When it was completed in 1909, the original Met-Life headquarters at 5 Madison Ave was the tallest building in the world.
(thanks for sharing the pic, edenpictures!)
Though it lost the title in 1913 to the Woolworth, the Clocktower Building has been an integral part of the Manhattan skyline ever since. Personally, it’s my favorite illuminated rooftop:
(thanks for sharing the pic, minwoo!)
Each clock on the building is 26.5 feet in diameter; each number measures 4 feet in height. The minute hands alone weigh half a ton each:
I recently had an opportunity to take a look inside the control room for one of the clocks, and wanted to share the beauty of the apparatus, still working decades after its installation. This is the front of the device…

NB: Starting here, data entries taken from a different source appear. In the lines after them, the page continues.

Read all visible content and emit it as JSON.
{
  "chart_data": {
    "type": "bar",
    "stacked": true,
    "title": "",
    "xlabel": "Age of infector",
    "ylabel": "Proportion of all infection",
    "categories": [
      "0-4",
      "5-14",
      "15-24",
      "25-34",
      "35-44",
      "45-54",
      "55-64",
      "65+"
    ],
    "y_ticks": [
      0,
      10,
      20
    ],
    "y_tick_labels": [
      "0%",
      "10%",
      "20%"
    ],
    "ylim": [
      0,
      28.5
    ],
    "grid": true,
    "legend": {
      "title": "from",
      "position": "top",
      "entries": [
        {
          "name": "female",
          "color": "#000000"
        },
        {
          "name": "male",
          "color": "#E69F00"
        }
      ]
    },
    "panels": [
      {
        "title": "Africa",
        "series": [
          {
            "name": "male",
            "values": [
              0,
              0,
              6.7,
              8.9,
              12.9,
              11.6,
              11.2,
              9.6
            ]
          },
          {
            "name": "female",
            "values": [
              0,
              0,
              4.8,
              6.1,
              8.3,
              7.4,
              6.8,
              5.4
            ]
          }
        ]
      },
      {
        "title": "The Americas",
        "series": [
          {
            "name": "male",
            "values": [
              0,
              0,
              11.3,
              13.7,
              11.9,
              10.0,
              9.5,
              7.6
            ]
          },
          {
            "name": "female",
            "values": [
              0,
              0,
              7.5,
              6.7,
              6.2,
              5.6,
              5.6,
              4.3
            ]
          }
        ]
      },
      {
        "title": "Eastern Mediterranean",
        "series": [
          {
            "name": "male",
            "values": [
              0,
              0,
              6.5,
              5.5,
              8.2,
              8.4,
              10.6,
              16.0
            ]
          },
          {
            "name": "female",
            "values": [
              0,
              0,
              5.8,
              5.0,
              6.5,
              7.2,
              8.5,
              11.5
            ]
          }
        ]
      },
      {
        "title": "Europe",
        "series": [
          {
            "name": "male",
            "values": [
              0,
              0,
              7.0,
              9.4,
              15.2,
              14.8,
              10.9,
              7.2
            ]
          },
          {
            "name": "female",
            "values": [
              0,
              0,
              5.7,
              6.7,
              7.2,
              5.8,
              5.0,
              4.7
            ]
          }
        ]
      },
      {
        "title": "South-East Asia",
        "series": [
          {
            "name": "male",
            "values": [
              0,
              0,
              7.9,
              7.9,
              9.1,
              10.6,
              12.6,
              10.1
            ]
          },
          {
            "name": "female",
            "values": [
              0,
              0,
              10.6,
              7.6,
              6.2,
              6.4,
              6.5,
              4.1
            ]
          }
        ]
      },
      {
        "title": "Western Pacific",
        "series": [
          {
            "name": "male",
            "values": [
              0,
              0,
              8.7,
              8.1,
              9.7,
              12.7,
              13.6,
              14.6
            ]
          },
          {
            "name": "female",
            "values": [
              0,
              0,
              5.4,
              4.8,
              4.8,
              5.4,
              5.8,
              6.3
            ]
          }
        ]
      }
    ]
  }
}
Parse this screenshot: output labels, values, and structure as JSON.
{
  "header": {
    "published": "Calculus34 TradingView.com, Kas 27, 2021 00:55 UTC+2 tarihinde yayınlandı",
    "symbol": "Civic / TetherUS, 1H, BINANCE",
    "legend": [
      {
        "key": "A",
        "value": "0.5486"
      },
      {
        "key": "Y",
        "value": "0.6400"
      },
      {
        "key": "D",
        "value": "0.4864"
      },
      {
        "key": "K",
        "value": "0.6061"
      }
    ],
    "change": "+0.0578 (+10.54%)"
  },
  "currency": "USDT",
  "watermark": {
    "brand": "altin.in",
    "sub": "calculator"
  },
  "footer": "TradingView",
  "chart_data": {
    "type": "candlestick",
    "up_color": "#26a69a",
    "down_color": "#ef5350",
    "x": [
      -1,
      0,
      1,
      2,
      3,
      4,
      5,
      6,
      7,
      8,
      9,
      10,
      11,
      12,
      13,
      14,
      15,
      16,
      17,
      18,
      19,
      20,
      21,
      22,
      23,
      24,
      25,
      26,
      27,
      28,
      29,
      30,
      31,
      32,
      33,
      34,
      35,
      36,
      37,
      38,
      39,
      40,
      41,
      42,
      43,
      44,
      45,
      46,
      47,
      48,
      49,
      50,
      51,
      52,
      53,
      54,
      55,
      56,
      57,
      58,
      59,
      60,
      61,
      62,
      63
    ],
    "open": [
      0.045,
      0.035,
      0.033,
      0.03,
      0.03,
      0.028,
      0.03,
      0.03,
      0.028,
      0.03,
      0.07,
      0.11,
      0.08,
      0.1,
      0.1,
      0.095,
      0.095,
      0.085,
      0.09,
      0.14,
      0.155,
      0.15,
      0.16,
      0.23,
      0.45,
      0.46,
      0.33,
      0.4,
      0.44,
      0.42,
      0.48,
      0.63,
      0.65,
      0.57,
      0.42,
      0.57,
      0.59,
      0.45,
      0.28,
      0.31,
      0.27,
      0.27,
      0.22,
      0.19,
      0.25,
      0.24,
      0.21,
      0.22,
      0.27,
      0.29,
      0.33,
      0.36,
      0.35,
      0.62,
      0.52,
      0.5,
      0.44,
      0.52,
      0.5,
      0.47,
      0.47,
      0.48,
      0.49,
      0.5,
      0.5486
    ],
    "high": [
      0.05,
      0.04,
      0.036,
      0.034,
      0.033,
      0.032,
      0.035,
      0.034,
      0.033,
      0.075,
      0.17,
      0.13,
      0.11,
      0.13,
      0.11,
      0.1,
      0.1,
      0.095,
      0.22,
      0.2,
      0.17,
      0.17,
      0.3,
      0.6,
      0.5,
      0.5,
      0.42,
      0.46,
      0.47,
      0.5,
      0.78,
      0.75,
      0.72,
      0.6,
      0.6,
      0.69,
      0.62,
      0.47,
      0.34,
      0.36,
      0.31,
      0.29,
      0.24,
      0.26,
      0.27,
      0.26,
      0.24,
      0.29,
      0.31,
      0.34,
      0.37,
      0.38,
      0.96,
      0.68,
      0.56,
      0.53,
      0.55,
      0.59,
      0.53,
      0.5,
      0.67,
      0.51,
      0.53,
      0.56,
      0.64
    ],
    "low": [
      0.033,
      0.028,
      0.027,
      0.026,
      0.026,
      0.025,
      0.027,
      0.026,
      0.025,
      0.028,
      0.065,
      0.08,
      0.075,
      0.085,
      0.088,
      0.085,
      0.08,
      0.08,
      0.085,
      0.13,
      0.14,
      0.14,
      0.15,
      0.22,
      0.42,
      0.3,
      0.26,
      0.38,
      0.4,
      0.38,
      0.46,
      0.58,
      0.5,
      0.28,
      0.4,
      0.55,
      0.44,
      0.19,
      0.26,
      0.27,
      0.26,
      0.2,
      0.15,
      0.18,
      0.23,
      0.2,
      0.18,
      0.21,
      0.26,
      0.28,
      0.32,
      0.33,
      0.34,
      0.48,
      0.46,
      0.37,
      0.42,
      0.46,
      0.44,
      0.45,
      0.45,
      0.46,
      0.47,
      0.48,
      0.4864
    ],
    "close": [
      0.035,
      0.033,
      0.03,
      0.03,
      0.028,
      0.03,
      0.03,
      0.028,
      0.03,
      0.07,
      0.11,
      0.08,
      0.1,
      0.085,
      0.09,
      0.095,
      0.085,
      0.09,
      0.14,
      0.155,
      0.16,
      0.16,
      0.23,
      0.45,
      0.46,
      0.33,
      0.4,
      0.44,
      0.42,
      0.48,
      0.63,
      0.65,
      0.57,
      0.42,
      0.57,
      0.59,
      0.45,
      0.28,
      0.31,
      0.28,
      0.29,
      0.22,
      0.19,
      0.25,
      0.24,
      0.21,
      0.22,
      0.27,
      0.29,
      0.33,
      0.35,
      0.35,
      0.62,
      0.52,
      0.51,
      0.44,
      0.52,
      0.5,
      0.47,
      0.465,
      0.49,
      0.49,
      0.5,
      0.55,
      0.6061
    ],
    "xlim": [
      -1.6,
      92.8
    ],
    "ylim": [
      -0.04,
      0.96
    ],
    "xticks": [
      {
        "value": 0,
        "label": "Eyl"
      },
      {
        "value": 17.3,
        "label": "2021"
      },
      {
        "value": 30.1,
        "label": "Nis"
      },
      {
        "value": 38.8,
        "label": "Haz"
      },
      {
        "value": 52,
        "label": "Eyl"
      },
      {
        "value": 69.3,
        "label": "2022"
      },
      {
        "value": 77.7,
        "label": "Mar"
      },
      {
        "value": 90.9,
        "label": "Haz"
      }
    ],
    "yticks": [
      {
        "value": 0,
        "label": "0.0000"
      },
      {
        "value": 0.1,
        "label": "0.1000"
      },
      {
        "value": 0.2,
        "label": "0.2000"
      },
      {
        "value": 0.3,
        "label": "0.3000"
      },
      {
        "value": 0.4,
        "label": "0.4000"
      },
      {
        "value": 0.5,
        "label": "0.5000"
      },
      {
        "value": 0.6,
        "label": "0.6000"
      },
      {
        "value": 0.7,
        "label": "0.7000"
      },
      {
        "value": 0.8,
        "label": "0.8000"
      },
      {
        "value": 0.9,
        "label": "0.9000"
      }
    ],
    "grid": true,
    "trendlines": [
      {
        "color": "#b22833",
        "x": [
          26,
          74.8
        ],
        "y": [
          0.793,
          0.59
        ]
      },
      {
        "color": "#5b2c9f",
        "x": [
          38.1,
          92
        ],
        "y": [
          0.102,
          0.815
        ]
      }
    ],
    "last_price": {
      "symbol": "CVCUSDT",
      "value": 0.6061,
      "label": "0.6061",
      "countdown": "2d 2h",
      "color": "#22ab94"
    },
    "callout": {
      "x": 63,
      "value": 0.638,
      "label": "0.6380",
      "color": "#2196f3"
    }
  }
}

…which connects to the clock hands via these cogs, which regulate the time:
The visible clock below mirrors the time displayed on the exterior for easy setting. I’m not sure how long this device has been in place, but man is it a beautiful antique (of course, the movie guy in me can’t help but think of The Hudsucker Proxy – could I use this to stop time??).
The room also features an old circuit breaker, still in use, as well as an old rotary phone – perhaps to double-check the time with?
I also had the opportunity to check out the top of the tower. The elevators only take you to a certain height, leaving a good 8 or 9 floors to hike. However, I loved the climb, as the staircase doesn’t seem to have changed since the building’s construction:
Lots of great designs in the iron work, including pineapples on each banister pole:
Tile work on the ground:
More and more steps…
More tile work (dusty due to the renovations):
Wall tiles and decoration:
As you get close, the passage gets very small, becoming a tight iron spiral staircase taking you up the last few flights:
And finally, the top of the tower, featuring an incredible 360-degree view of New York.
I love the bench ledge – I imagine Met Life execs bringing girls up here to impress them Mad Men-style back in the day:
The current owners are very film friendly, and have a lot of raw space for anyone looking to shoot. Definitely a pleasure to see it up close for the first time.